Living costs are soaring, but don't give up just yet.

It's hardly a secret that inflation has been rampant since the start of 2022. These days, consumers are racking up large credit card tabs just to keep up with the cost of essentials like groceries, utilities, and gas. And the problem could get worse before it gets better.

In June, the Consumer Price Index, which measures changes in the cost of consumer goods, rose 9.1% on an annual basis. That's higher than May's reading and higher than the 8.8% increase economists were expecting. That 9.1% measure also marks the highest increase since November of 1981.

Now the good news (well, sort of) is that the Federal Reserve is taking steps to cool inflation by implementing interest rate hikes. The logic is that by making borrowing more expensive, it will lead to a pullback in consumer spending, thereby driving the cost of goods downward. (The Fed's policies could also spur a recession, so there's that.)

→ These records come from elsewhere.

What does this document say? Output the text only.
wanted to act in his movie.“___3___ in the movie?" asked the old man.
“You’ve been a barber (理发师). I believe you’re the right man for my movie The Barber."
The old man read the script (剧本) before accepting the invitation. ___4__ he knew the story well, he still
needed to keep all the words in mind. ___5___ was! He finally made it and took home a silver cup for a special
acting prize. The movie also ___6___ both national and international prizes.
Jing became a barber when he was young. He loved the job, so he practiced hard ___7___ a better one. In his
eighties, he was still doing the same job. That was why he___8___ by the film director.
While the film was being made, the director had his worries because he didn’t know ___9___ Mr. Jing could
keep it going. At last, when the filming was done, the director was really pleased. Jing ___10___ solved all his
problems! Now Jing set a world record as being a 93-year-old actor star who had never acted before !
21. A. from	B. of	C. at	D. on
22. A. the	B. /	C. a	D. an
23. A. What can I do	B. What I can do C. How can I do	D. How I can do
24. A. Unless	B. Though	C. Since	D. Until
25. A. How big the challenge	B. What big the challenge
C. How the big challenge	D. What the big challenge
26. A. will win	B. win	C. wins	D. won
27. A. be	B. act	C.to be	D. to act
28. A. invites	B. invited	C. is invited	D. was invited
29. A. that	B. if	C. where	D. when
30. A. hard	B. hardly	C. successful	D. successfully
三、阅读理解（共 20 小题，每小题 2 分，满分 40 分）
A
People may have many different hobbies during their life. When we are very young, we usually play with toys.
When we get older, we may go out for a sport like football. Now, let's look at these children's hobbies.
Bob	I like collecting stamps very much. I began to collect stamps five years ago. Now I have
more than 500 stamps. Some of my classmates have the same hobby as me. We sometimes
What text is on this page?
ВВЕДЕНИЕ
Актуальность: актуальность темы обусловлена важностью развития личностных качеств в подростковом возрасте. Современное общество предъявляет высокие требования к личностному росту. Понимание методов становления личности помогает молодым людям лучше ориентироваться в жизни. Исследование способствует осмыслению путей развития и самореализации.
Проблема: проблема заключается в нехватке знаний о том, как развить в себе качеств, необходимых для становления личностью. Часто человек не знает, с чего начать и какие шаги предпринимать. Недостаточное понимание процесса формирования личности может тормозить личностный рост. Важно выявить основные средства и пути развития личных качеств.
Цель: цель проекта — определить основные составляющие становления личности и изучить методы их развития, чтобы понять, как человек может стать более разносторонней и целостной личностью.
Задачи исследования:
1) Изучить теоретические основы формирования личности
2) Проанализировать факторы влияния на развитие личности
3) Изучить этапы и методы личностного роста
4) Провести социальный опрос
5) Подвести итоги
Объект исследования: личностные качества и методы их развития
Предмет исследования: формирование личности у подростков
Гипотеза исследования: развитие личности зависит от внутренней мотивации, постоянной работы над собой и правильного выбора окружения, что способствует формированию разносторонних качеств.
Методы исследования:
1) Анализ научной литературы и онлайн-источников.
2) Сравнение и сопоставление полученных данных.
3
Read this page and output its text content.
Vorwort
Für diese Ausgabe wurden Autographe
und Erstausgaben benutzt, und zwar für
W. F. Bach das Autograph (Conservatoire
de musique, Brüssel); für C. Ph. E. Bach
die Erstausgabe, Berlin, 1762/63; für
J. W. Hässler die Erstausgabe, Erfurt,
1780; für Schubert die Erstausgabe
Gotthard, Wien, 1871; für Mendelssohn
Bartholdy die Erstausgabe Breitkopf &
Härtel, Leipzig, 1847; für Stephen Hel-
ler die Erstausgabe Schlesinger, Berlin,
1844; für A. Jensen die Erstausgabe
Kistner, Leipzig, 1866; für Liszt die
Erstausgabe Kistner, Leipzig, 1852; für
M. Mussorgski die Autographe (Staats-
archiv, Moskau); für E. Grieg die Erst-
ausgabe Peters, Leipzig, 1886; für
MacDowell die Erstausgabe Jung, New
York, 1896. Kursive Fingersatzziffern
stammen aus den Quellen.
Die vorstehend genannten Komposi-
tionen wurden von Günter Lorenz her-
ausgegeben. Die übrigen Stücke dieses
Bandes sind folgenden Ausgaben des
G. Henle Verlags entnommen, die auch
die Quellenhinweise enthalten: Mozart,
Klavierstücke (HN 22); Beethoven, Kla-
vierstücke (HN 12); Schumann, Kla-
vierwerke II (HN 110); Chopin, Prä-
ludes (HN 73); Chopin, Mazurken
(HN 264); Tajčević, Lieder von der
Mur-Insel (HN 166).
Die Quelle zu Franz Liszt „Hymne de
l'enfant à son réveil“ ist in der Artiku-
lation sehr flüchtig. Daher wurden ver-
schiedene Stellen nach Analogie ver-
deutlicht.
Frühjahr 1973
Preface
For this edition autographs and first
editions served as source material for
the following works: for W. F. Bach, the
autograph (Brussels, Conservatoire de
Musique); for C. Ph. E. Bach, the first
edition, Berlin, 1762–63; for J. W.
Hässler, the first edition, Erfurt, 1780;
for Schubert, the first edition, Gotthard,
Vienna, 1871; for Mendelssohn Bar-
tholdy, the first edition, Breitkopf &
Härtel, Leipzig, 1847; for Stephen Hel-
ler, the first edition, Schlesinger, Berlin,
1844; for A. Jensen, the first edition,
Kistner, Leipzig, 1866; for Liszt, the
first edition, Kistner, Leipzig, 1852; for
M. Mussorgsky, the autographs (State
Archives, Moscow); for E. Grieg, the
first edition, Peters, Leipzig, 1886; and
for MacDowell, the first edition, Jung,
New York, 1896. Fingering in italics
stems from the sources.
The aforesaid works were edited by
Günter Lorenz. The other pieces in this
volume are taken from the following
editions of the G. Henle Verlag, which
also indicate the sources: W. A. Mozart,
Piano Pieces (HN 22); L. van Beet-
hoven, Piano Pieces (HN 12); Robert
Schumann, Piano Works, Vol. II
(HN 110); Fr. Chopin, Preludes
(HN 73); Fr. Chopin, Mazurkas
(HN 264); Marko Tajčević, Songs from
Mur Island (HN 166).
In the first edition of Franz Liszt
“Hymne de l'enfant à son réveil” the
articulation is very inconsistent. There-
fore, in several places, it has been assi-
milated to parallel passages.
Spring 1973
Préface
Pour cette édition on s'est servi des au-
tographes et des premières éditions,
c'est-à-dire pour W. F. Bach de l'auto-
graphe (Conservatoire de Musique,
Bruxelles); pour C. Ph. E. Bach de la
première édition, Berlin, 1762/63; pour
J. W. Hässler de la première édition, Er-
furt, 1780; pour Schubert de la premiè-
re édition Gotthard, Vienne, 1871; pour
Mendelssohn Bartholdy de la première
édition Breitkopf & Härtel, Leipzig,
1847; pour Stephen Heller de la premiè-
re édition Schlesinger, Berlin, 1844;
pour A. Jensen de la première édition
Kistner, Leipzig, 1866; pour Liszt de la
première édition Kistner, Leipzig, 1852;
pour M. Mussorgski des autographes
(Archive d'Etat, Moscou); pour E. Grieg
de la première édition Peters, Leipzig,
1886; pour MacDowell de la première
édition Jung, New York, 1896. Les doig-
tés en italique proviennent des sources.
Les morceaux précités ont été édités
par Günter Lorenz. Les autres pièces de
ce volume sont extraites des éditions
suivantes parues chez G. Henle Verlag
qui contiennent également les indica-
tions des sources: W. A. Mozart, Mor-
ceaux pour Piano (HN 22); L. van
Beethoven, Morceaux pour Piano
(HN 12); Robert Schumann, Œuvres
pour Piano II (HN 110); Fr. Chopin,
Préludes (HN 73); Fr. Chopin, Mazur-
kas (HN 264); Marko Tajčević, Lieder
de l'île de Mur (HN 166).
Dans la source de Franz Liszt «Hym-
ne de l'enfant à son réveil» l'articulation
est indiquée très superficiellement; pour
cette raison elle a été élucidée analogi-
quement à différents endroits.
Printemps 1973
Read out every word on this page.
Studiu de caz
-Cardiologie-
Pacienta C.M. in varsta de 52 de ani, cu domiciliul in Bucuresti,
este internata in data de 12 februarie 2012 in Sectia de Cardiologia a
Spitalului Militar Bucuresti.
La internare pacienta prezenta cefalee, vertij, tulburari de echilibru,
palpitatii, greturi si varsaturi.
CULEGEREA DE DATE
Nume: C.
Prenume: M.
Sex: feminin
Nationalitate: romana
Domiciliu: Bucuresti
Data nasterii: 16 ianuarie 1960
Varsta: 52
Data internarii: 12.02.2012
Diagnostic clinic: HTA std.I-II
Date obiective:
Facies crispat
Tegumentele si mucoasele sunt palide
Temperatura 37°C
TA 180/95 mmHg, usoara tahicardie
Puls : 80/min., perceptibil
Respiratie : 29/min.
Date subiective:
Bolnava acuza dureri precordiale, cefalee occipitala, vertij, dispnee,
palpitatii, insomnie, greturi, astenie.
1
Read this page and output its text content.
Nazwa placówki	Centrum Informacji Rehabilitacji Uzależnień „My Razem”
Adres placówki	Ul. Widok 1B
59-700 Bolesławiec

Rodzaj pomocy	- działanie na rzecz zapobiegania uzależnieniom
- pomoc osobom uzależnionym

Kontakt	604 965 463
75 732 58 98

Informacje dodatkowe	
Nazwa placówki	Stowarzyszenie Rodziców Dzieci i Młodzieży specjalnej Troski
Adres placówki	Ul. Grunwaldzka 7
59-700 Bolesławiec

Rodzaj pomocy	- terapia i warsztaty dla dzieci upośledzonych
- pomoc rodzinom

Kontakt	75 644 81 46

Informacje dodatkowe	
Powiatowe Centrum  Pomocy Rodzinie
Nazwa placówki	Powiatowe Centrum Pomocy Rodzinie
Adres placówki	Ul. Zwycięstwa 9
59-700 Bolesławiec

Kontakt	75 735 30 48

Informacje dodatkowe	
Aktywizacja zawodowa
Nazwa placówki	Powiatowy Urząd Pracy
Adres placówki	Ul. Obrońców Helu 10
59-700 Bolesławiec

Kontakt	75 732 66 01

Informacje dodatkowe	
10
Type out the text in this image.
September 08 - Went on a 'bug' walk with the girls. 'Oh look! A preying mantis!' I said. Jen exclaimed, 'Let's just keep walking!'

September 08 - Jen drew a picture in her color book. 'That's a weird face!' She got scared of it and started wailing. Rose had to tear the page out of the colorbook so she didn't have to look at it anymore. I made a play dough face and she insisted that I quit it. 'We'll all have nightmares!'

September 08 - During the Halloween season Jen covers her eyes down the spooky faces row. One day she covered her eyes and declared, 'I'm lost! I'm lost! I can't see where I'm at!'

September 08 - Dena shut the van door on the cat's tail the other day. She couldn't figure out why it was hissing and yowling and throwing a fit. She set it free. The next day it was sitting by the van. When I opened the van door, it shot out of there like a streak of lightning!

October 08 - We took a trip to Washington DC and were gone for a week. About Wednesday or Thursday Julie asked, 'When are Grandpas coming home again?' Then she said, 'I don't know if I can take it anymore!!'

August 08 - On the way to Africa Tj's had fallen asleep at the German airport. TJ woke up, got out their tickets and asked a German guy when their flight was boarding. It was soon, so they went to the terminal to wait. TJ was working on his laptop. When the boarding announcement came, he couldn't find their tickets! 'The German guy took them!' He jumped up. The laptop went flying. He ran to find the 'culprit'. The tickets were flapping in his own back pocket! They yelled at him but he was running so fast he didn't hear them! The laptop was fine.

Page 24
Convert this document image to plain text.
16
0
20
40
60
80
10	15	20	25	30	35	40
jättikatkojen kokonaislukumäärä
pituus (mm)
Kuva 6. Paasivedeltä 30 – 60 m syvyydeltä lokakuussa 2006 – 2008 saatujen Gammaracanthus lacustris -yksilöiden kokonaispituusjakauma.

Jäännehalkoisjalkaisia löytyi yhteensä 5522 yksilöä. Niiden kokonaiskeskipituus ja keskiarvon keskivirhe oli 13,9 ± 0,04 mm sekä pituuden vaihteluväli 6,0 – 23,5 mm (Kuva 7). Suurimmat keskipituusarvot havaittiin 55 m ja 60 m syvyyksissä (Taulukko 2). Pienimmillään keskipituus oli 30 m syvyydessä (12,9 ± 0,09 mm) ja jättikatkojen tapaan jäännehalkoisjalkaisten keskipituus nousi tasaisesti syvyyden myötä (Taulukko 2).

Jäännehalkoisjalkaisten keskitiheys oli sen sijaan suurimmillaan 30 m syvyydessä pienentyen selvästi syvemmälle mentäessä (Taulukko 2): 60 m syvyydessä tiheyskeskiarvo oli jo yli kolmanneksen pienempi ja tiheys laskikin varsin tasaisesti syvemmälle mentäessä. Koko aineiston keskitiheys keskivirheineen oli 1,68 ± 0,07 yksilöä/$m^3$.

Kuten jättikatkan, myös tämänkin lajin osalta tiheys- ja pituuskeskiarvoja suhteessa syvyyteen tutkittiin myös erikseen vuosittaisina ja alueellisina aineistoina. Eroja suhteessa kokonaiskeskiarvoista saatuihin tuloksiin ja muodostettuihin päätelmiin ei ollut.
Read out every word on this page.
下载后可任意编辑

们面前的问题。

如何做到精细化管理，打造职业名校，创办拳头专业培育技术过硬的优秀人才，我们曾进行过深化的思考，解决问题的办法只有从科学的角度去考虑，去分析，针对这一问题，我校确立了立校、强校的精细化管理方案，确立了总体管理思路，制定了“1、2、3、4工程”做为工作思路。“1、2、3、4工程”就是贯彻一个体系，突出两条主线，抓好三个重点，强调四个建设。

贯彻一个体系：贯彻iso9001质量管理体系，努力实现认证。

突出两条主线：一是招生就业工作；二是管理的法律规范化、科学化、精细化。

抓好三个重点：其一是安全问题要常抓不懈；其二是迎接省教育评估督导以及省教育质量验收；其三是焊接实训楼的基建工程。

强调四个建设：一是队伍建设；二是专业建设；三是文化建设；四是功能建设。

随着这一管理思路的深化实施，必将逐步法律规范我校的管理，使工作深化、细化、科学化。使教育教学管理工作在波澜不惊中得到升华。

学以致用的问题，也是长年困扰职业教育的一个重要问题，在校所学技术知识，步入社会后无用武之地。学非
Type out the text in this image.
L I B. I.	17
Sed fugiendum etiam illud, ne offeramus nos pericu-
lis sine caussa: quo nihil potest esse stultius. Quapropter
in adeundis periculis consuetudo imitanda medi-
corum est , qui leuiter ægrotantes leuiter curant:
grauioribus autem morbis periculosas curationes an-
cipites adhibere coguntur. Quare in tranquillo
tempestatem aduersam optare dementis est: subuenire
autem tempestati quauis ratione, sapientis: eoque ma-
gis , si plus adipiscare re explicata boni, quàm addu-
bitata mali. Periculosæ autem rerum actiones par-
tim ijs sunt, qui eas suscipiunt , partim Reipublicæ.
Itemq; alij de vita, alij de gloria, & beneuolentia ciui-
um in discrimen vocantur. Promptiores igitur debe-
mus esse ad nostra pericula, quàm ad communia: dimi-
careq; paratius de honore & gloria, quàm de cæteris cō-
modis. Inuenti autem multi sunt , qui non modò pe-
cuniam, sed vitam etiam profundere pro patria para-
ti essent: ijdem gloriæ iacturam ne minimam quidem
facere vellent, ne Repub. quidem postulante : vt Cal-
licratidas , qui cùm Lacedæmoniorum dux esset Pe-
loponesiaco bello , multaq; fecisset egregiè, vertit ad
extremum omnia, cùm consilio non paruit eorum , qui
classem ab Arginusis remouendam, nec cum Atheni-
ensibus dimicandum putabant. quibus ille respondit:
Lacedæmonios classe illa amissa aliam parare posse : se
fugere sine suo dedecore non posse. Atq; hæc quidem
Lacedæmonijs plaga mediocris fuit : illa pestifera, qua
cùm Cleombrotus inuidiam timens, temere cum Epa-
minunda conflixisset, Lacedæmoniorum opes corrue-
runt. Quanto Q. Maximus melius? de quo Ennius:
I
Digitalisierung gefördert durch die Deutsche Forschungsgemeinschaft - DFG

Meanwhile, it's important that consumers take steps to protect their money in the face of inflation. Here are some options in that regard.

1. Buy stocks

Any money you might need on hand for near-term goals or emergencies should sit in a savings account, even though the interest you earn on that cash may be fairly minimal. But if you have money you don't plan to use for quite some time, it pays to open a brokerage account or IRA and invest it in stocks. If you choose the right investments, you might grow your money at a rate that beats inflation.

2. Buy I bonds

I bonds are government bonds whose interest rate is tied directly to inflation. Right now, I bonds are paying a lot of interest because inflation levels are high. But that's an easy way for you to snag a large return on your money without taking on the same risks of putting your cash into the stock market.

Now one key difference is that when you buy stocks, you can sell them as you please. Once you purchase I bonds, you must commit to holding them for at least a year, and there are penalties for cashing them out prior to five years. Also, do keep in mind that because I bond interest is pegged to inflation, once living costs come down, those bonds could start to pay less. But right now, they're a solid bet.

3. Pay off high-interest debt

Have a nagging credit card balance or home equity line of credit? Now's the time to get rid of it, before it costs you more. Many high-interest borrowing products also come with variable interest rates. And since the Fed is raising rates, your credit card or HELOC could soon get more expensive to pay off.

Rampant inflation has been with us for months, and it may take time before living costs drop to more moderate, manageable levels. Take these steps to protect your money in the face of wild inflation -- and also, in the face of upcoming interest rate hikes.